I think for the record, we should mention that while Randy and Guy are absolutely correct about the primer markings on early U.S.A. - manufactured smokeless-powder cartridges, that later primer markings have been used to signify other things.
Often, the primer markings indicate a non-corrosive primer, such as the “O” impressed on German RWS and Geco (Dynamit A.-G.) primers indicating they are “Sinoxid” (non-corrosive). Sometimes they identify the primer itself.
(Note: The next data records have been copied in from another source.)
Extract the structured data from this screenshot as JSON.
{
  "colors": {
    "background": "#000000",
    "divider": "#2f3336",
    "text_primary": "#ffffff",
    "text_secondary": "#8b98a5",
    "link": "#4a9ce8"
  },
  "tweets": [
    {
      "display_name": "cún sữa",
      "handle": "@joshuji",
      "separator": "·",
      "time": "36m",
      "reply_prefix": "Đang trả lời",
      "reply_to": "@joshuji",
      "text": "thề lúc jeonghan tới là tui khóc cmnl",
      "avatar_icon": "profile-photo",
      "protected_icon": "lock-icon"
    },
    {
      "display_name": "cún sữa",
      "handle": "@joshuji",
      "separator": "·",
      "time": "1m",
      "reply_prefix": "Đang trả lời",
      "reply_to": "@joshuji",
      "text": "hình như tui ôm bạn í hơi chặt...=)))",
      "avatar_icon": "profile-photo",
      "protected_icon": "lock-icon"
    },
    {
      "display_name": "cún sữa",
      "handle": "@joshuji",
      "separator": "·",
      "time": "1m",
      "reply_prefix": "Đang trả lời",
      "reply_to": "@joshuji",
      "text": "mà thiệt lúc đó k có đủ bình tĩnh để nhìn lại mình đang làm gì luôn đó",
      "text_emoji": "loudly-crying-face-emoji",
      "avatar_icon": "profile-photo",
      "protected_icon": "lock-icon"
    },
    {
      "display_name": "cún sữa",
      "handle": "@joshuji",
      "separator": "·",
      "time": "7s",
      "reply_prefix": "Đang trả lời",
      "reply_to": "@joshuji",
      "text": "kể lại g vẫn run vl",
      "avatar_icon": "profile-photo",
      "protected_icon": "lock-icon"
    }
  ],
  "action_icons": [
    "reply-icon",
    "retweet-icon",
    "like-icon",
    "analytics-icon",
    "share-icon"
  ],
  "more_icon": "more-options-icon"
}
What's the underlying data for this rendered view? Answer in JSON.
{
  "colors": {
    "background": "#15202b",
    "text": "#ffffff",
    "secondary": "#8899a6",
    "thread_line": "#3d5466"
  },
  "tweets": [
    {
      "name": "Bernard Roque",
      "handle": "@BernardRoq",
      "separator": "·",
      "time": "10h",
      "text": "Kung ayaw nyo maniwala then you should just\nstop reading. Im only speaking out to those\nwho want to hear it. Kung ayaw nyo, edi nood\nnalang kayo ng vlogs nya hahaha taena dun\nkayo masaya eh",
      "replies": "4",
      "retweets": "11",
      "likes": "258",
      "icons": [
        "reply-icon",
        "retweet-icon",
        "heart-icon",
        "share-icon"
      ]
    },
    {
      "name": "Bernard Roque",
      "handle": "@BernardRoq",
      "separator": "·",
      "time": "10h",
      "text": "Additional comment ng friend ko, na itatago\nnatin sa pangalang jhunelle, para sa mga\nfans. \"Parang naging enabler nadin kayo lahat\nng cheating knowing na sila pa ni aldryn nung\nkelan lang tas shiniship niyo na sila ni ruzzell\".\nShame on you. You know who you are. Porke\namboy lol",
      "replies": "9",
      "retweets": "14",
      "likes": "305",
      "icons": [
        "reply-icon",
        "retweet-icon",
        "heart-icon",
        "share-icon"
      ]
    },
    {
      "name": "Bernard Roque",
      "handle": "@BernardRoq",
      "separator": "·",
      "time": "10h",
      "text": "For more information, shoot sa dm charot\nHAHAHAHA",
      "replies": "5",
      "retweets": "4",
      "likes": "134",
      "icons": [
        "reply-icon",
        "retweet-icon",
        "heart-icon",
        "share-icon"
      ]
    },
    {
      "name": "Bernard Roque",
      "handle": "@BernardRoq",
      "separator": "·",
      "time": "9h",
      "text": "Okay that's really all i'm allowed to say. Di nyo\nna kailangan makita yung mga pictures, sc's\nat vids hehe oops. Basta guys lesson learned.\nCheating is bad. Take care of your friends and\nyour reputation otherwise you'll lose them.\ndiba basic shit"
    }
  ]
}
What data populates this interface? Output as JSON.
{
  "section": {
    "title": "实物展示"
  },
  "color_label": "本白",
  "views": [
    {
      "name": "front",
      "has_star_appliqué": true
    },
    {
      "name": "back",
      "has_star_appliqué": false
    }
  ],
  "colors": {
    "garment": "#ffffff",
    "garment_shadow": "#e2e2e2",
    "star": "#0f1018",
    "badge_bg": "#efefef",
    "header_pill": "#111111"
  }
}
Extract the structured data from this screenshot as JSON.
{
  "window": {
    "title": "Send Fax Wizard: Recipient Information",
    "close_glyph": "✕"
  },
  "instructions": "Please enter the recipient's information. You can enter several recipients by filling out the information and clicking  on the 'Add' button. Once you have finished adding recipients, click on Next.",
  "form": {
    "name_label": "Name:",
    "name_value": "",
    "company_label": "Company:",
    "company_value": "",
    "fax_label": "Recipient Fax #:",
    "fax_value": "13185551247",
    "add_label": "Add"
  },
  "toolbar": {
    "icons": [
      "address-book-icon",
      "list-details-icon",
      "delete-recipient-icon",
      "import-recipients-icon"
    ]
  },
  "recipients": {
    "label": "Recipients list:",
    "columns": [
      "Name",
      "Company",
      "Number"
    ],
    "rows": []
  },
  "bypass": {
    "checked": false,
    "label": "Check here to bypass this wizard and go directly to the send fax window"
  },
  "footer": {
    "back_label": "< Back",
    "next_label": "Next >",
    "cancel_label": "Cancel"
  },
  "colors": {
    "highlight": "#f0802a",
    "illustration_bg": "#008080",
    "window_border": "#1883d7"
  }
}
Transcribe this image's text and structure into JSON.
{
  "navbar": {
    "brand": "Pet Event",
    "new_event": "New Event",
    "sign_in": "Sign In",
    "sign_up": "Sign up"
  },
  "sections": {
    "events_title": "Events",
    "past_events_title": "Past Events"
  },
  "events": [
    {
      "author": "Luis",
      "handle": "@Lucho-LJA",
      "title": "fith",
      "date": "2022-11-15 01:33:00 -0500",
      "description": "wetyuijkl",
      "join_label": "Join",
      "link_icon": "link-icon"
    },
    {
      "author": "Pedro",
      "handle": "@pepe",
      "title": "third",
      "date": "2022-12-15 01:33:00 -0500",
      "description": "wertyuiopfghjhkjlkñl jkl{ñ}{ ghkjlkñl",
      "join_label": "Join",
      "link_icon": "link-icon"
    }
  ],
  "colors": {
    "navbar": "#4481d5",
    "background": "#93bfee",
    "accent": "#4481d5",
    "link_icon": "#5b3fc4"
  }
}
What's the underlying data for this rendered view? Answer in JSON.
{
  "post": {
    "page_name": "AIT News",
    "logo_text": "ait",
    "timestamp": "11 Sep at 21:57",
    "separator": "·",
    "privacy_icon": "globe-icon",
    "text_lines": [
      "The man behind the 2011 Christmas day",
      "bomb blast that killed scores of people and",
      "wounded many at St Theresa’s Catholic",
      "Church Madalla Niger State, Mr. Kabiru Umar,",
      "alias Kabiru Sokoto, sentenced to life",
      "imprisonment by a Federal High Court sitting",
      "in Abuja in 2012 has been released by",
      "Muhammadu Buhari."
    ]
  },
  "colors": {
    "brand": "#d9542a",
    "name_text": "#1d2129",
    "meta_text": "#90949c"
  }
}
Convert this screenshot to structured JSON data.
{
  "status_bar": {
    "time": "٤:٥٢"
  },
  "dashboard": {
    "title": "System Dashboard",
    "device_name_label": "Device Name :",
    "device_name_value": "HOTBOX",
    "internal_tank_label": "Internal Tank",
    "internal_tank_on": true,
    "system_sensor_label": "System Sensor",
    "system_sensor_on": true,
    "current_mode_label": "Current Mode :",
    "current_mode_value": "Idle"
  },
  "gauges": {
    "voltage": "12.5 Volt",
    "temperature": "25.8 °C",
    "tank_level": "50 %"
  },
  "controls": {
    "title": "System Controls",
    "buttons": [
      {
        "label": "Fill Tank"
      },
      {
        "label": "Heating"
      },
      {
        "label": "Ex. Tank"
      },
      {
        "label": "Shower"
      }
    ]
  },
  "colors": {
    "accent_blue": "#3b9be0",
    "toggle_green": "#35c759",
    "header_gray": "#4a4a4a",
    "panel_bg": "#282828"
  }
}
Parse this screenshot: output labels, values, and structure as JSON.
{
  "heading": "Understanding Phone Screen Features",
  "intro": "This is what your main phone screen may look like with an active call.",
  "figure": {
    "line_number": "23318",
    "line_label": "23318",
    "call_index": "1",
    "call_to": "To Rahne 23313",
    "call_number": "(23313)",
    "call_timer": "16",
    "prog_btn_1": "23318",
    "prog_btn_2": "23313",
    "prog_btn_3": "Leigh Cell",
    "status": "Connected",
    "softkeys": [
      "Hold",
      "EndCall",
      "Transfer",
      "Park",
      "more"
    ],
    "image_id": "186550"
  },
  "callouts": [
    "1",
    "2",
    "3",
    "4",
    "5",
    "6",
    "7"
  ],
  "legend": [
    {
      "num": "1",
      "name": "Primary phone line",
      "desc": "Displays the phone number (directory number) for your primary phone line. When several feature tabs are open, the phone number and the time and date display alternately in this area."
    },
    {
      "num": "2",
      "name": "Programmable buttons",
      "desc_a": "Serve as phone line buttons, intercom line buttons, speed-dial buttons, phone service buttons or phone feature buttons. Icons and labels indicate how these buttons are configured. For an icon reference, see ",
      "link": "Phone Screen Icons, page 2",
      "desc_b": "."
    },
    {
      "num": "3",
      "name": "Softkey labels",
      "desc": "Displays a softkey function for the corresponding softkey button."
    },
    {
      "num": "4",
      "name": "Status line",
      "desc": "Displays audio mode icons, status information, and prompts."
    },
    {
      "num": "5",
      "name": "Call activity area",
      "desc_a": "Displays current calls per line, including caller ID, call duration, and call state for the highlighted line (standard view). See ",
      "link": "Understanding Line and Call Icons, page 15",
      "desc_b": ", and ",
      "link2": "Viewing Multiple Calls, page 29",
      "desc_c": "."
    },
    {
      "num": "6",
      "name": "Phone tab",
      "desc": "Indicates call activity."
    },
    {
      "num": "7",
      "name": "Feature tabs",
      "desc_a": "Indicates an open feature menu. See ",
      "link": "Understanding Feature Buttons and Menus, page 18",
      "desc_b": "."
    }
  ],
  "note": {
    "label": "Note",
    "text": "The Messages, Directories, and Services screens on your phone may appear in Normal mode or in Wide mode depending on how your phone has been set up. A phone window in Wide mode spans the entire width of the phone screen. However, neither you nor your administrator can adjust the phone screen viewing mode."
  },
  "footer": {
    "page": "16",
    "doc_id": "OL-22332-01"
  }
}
Recently, letters such as “CF” and “LF” have been used on primer cups to indicate a lead free primer.
One reloading company in England, ACE in Leeds, had primer cups embossed with the outline of a Spade (the playing cards suit, not a shovel) to indicate their brand, since they used primarily Winchester cases for their loads. (IF ANYONE HAS ANY INFORMATION ON ACE, OF LEEDS, ENGLAND, ESPECIALLY A CATALOG OR PRICE SHEET, I WOULD LOVE TO GET A SCAN OF THE MATERIAL).
Remington, it would seem briefly, used an “O” impressed on primer cups sold to reloaders, to indicate that any Remington-headstamped cartridge with that primer was not one of their own factory loads. I have examples of that on pistol cartridges in my own collection.
The point is, primer markings, throughout the history of fixed ammunition, have not exclusively identified a cartridge as being loaded with smokeless powder, although that was the reason for the American ones in the era discussed.